The Lightning got too careless in Game 1 against Columbus. And then they came out flat in Game 2. Ultimately, both those shortcomings are on the players.
But isn't that exactly what a coach is supposed to be guarding against?
The Lightning offense failed to adjust to the way Columbus controlled the neutral zone and took away its speed. And the defense was shaky throughout, though Victor Hedman's absence hurt. But shouldn't a coach have anticipated those problems, or come up with a way to counterattack?
In the end, there is no simple narrative to explain it all. There was no giant button that someone forgot to push. An awful lot of factors went into that four-game sweep, and the fingerprints are all over the place.

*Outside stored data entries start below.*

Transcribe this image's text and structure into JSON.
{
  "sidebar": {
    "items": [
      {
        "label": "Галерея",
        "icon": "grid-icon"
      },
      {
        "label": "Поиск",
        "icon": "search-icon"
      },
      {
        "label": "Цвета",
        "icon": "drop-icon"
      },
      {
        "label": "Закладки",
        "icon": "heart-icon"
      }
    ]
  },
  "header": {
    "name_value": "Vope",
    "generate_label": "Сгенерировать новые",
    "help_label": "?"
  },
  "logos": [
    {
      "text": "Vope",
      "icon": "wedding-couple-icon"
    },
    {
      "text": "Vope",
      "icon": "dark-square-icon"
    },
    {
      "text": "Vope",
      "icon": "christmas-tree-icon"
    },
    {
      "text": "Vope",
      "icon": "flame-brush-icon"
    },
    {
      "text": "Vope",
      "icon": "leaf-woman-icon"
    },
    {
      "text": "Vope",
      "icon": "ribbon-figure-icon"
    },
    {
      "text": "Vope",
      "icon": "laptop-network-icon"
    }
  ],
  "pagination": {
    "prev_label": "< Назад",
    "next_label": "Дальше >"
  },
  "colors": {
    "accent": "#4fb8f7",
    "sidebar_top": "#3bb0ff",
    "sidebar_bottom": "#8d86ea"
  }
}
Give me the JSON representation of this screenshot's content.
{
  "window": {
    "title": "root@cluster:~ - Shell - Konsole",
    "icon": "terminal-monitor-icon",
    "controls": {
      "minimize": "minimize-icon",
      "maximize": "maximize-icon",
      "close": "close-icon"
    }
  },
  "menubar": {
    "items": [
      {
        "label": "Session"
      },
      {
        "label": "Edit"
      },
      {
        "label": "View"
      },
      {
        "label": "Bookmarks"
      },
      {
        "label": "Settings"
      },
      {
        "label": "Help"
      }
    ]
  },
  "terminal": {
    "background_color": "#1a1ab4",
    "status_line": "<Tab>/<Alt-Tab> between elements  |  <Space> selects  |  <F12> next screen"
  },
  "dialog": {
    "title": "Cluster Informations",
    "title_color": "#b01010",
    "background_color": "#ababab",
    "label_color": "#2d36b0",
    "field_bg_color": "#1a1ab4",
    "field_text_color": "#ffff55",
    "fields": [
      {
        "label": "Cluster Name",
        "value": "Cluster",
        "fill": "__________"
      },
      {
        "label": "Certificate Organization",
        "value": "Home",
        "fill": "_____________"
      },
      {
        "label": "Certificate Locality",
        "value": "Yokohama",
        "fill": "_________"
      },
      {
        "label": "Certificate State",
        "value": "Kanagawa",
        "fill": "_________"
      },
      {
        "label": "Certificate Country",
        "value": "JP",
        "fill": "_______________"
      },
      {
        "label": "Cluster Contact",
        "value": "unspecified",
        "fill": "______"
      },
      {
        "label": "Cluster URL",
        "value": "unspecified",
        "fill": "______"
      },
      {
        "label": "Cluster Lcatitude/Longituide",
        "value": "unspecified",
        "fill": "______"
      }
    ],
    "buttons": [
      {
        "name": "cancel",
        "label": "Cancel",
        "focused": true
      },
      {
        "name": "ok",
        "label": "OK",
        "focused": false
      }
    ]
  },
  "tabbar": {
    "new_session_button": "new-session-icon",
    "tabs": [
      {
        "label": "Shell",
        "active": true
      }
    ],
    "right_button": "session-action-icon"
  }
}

But the outcome is that public perception of Cooper got a little more fuzzy in the span of four lost games in April. Instead of being an example of his genius, the 62 regular-season wins became an indictment of how his teams have fallen short in the postseason.
Everything he does this season will be viewed in the context of a coach who lost Games 6 and 7 of the Eastern Conference final by a combined score of 7-0 in 2018. And a coach who won a stupid number of regular-season games and then failed to win a single playoff game in 2019.
That may not be fair, but who said fair is ever a requirement?